首謀者ウォル・マードックの死亡を確認。尚、生存者であるリン・アルダートンの容態は着実に回復に向かっており、早くて今月末には退院できると病院側からの報告を受け取っている。また校舎は――
「ずいぶん熱心ね」
視界の端にコトリと置かれたマグカップと共に降ってきた声に、俺は数時間ぶりに液晶画面から顔を上げた。机に置かれているのは白い湯気を立たせているコーヒー。

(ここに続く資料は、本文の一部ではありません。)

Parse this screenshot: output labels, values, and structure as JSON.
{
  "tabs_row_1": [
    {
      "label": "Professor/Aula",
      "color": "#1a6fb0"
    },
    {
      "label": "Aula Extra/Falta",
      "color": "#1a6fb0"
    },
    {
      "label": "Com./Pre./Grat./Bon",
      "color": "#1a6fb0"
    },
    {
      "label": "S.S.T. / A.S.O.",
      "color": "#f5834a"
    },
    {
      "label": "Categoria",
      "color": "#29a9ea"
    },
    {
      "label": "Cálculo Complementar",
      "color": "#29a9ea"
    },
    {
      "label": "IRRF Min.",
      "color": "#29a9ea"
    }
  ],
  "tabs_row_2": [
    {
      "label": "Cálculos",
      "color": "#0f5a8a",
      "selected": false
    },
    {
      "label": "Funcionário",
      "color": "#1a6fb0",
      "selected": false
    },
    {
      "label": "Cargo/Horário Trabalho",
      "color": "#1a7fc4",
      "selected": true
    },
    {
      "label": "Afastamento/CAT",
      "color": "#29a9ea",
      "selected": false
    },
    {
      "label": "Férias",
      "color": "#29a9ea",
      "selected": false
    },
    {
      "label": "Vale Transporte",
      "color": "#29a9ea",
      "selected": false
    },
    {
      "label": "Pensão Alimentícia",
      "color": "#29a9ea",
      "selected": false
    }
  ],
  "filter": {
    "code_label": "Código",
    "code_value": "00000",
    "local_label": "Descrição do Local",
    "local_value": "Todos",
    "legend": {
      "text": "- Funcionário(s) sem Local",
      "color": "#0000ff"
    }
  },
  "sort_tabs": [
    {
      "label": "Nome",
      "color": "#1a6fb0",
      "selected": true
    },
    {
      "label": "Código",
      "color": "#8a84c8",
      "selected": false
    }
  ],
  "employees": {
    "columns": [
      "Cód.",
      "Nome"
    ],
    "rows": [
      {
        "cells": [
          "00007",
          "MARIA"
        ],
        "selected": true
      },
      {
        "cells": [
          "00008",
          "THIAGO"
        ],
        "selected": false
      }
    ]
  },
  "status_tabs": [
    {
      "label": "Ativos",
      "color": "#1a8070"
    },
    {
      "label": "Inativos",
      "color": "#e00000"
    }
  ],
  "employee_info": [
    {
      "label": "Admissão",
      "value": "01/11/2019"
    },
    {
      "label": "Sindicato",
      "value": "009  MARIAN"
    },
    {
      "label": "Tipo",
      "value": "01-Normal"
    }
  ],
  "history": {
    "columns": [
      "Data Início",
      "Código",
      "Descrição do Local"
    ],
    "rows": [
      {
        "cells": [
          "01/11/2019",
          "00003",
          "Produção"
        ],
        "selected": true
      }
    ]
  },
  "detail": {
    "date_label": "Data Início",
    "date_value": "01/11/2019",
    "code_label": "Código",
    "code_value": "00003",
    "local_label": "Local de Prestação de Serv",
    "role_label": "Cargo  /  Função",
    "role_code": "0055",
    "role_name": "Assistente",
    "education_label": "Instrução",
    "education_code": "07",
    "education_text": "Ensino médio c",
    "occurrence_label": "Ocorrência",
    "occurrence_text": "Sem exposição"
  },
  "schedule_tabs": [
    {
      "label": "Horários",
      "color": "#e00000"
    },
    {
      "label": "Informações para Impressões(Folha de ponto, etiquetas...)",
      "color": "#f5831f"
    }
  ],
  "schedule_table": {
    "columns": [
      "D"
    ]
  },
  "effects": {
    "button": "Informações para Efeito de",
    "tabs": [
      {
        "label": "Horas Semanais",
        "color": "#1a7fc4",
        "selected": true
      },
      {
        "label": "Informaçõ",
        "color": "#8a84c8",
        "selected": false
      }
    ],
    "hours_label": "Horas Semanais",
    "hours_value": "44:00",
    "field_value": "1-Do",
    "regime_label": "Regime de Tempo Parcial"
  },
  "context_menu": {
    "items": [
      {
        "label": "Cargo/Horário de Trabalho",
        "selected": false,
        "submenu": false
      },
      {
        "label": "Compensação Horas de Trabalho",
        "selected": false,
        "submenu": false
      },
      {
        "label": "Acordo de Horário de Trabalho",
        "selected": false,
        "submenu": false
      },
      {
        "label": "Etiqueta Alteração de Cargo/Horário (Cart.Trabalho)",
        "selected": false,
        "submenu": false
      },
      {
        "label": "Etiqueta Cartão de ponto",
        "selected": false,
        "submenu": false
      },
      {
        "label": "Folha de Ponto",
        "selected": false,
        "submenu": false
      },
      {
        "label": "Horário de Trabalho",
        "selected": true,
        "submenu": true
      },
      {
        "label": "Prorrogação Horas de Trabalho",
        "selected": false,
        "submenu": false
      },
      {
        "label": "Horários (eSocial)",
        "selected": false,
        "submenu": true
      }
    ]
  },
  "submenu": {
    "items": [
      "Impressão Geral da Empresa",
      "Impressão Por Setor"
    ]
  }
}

ありがとう、と顔を上げれば俺と同じく湯気の立つマグカップを持つ相棒がひとつウインクを飛ばしてきた。
「何時間も休憩なしでやっているけど、終わりそう?」
「あぁ、この報告書を書き上げれば今日の仕事は終わりだな。ジル、お前は?」
そう尋ねれば、少しだけ眉を上げて笑ったジルがあごで彼女のデスクを指す。促されるままにそちらに顔を向ければ、デスクの上は綺麗に整頓され、パソコンは電源を落とされ反対側の席を黒の中に移していた。
相変わらず仕事の速い奴だ。
感心しながら淹れてもらったコーヒーを口に運べば、咥内に広がった苦味が疲れを癒してくれたような気がした。ついでに首を回せば、ゴキリと鈍い音が立つ。これはだいぶ疲れが溜まっているようだ。
「お疲れね」
「まぁな」
今日は早く仕事を終わらせて、家に帰って酒を飲んで寝るに限るな。
そんなことを笑って呟き、再びコーヒーを流し込む。と、感じるのは熱いまなざし――というにはあまりにも冷めた、責める様な視線。
嫌な予感で口の中に残った苦味がまずくなるのを感じながらちらりと横を見れば、いわゆるジト目と目が合ってしまった。
「クリィス」
この顔に、この呼び方に、いい思い出は今のところ無い。そうと分かれば早々に逃げた方が勝ちなのは、長年の付き合いで学習済みだ。
「さぁて、タバコでも吸ってくるか!」
ガタっと音を立てて立ち上がりオフィスの扉へと足を進めれば、ひかれた右腕。それも、かなり強い力で。
あぁ、失敗した。
思わずため息を吐きそうになるのを目を閉じることで何とか堪えることに成功した俺は、離されない腕をそのままに少し振り向いてみせた。
視界に映るのはやはりというか、笑顔のジルで。一般的に綺麗といわれるその笑顔に、今は苛立ちと怒りがありありと浮かんでいる。
「どうして行かないの?」
「……ジルが腕を掴んでいるからだろう」
「病院よ、病院。誰もタバコのことなんて言ってないわよ、むしろ最近吸いすぎ、減らしたらどうかしら」
「あいにく、すでに中毒でな」
「どうしてお見舞いに行かないの?」
おどけた返事は流され、直ぐに本題を突きつけられ思わず視線が泳いだ。こんな簡単なごまかしに乗ってくれるとは思わないが、今は乗ってほしかったと心から思う。
仕方なしに仕事が忙しいんだと返せば、ため息と共にようやく右腕が解放された。掴まれていた腕はうっすらと手のあとが残っており、ジルがどれだけ強い力で掴んでいたのかが目に見える。
「オーケィ、質問を変えましょう。どうしてリンを避けているの?」
的確に的を得たその質問に、俺は先ほど飲み込んだ溜息を今度こそ吐く羽目になった。